Gaydon was becoming manifestly uncomfortable.

"He was waiting for the King," he replied.

"Indeed. And whereabouts was he waiting for the King?"

"Oh, outside a house in Rome," said Gaydon, as though he barely remembered the incident. "It was no business of mine, that I could see."

"None whatever, to be sure," answered Wogan, cordially. "But why in the world should Whittington be waiting for the King outside a house in Rome?"

"It was night-time. He carried a lantern."

"Of course, if it was night-time," exclaimed [pg 325] Wogan, in his most unsuspicious accent, "and the King wished to pay a visit to a house in Rome, he would take an attendant with a lantern. A servant, though, one would have thought, unless, of course, it was a private sort of visit—"

"It was no business of mine," Gaydon interrupted; "and so I made no inquiries of Whittington."

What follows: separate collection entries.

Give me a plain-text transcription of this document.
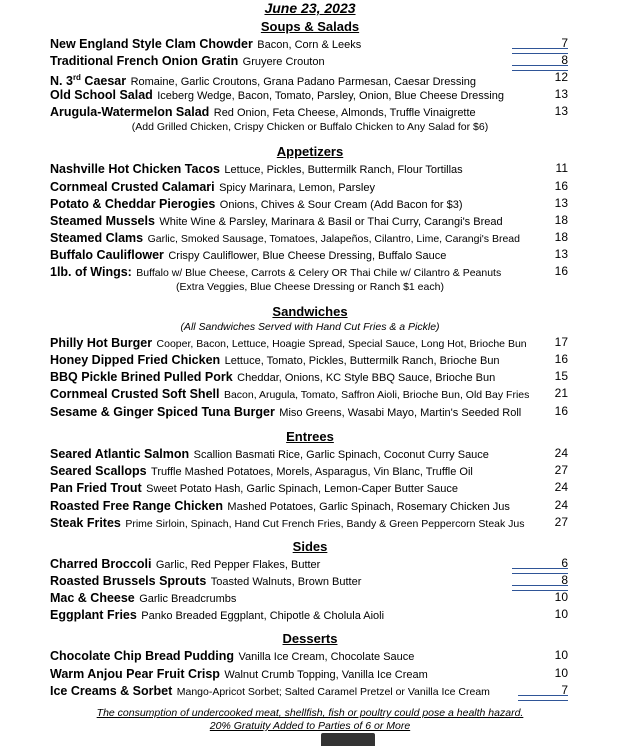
June 23, 2023
Soups & Salads
New England Style Clam Chowder Bacon, Corn & Leeks	7
Traditional French Onion Gratin Gruyere Crouton	8
N. 3rd Caesar Romaine, Garlic Croutons, Grana Padano Parmesan, Caesar Dressing	12
Old School Salad Iceberg Wedge, Bacon, Tomato, Parsley, Onion, Blue Cheese Dressing	13
Arugula-Watermelon Salad Red Onion, Feta Cheese, Almonds, Truffle Vinaigrette	13
(Add Grilled Chicken, Crispy Chicken or Buffalo Chicken to Any Salad for $6)
Appetizers
Nashville Hot Chicken Tacos Lettuce, Pickles, Buttermilk Ranch, Flour Tortillas	11
Cornmeal Crusted Calamari Spicy Marinara, Lemon, Parsley	16
Potato & Cheddar Pierogies Onions, Chives & Sour Cream (Add Bacon for $3)	13
Steamed Mussels White Wine & Parsley, Marinara & Basil or Thai Curry, Carangi's Bread	18
Steamed Clams Garlic, Smoked Sausage, Tomatoes, Jalapeños, Cilantro, Lime, Carangi's Bread	18
Buffalo Cauliflower Crispy Cauliflower, Blue Cheese Dressing, Buffalo Sauce	13
1lb. of Wings: Buffalo w/ Blue Cheese, Carrots & Celery OR Thai Chile w/ Cilantro & Peanuts	16
(Extra Veggies, Blue Cheese Dressing or Ranch $1 each)
Sandwiches
(All Sandwiches Served with Hand Cut Fries & a Pickle)
Philly Hot Burger Cooper, Bacon, Lettuce, Hoagie Spread, Special Sauce, Long Hot, Brioche Bun 17
Honey Dipped Fried Chicken Lettuce, Tomato, Pickles, Buttermilk Ranch, Brioche Bun	16
BBQ Pickle Brined Pulled Pork Cheddar, Onions, KC Style BBQ Sauce, Brioche Bun	15
Cornmeal Crusted Soft Shell Bacon, Arugula, Tomato, Saffron Aioli, Brioche Bun, Old Bay Fries 21
Sesame & Ginger Spiced Tuna Burger Miso Greens, Wasabi Mayo, Martin's Seeded Roll	16
Entrees
Seared Atlantic Salmon Scallion Basmati Rice, Garlic Spinach, Coconut Curry Sauce	24
Seared Scallops Truffle Mashed Potatoes, Morels, Asparagus, Vin Blanc, Truffle Oil	27
Pan Fried Trout Sweet Potato Hash, Garlic Spinach, Lemon-Caper Butter Sauce	24
Roasted Free Range Chicken Mashed Potatoes, Garlic Spinach, Rosemary Chicken Jus	24
Steak Frites Prime Sirloin, Spinach, Hand Cut French Fries, Bandy & Green Peppercorn Steak Jus	27
Sides
Charred Broccoli Garlic, Red Pepper Flakes, Butter	6
Roasted Brussels Sprouts Toasted Walnuts, Brown Butter	8
Mac & Cheese Garlic Breadcrumbs	10
Eggplant Fries Panko Breaded Eggplant, Chipotle & Cholula Aioli	10
Desserts
Chocolate Chip Bread Pudding Vanilla Ice Cream, Chocolate Sauce	10
Warm Anjou Pear Fruit Crisp Walnut Crumb Topping, Vanilla Ice Cream	10
Ice Creams & Sorbet Mango-Apricot Sorbet; Salted Caramel Pretzel or Vanilla Ice Cream	7
The consumption of undercooked meat, shellfish, fish or poultry could pose a health hazard.
20% Gratuity Added to Parties of 6 or More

"But Whittington did not wait for inquiries, eh?" said Wogan, shrewdly. "You are hiding something from me, my friend,—something which that good honest simpleton of a Whittington blurted out to you without the least thought of making any disclosure. Oh, I know my Whittington. And I know you, too, Dick. I do not blame you. For when the King goes a-visiting the Princess Caprara privately at night-time while the girl to whom he is betrothed suffers in prison for her courageous loyalty to him, and his best friends are risking their heads to set her free, why, there's knowledge a man would be glad to keep even out of his own hearing. So you see I know more than you credit me with. So tell me the rest! Don't fob me off. Don't plead it is none of your business, for, upon my soul, it is." Gaydon suddenly changed his manner. He spoke with no less earnestness than Wogan,—

"You are in the right. It is my business, and why? Because it touches you, Charles Wogan, and you are my friend."